Lyra Documentation

Hedging Parameters


  • ShortBuffer: 2
  • Synthetix short positions need to be collateralized well enough to avoid liquidations during rallies. A buffer of 2 means that shorting 1 ETH at spot price $2000 would require locking $4000 in collateral. Since the borrowed ETH will be sold for its spot price, the effective capital cost of this is equal to $2000.
  • At each re-hedge, AMM posts enough collateral to match the buffer value.

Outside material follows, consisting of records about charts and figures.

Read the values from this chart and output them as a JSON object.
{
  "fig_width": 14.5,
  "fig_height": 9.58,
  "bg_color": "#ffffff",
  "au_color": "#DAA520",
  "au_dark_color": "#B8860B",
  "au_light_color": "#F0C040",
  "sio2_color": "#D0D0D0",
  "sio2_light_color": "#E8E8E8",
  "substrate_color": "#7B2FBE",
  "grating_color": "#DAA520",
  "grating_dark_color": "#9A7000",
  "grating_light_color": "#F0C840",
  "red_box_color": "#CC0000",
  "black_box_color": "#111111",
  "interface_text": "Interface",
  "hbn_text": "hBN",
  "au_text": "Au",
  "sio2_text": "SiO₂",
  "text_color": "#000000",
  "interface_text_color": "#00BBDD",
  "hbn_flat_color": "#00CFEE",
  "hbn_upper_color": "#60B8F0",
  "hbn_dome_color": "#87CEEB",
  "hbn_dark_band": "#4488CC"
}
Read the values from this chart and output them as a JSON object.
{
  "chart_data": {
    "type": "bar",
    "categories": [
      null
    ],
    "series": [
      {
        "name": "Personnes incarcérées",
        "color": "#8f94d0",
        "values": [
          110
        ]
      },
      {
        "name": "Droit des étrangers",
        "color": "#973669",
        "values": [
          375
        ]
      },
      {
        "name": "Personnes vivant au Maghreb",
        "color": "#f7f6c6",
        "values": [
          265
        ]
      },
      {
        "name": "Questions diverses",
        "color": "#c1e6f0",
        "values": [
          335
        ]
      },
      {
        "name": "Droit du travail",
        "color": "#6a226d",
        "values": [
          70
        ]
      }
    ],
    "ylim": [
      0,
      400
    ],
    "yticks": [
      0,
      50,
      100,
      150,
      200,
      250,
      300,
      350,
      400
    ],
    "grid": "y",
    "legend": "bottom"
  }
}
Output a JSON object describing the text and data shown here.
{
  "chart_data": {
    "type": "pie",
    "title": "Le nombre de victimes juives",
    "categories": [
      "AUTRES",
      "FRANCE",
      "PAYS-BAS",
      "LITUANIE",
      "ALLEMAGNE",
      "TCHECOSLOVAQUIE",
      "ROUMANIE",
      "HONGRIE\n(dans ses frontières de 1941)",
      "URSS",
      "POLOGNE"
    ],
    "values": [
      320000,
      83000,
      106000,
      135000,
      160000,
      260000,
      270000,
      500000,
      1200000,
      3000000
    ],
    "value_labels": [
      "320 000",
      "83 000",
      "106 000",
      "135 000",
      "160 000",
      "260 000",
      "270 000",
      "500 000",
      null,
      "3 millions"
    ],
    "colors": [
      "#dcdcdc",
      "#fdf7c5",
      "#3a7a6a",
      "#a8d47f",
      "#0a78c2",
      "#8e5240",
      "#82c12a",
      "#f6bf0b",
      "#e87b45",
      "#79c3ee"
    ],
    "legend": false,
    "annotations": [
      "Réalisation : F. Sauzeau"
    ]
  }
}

This buffer is sufficient to sustain a rally of up to 80% happening between re-hedges (since liquidations happen at 1.2), which is a fairly safe value. The buffer can be reduced further as low as 1.6 if urgent liquidity needs arise, assuming that hedges happen frequently enough.


  • InteractionDelay: 6 hours (ETH/BTC), 6 hours (other)
  • The AMM is required to wait for InteractionDelay hours between each hedge transaction. Longer delay increases AMM risk and P&L uncertainty, while reducing the amount of fees paid to Synthetix.
  • A delay of 6-12 hours is reasonable for volatility assets like ETH or BTC. Highly volatile assets need to be hedged more frequently (e.g. 6 hours) as to avoid large losses on tail events. Delay can be further reduced if the AMM proves to have enough fee revenues to cover the hedging costs.


  • (50% of pool NAV) / SpotPrice
  • HedgeCap denotes the maximum delta (in absolute terms) that the AMM is allowed hedge, above which the exposure will stay unhedged.
  • Initially, the cap of 50% of NAV will be imposed to prevent the pool from being over-utilized by hedges, and overpaying Synthetix fees. The cap can be raised or completely lifted when the hedging process proves to be stable and sustainable.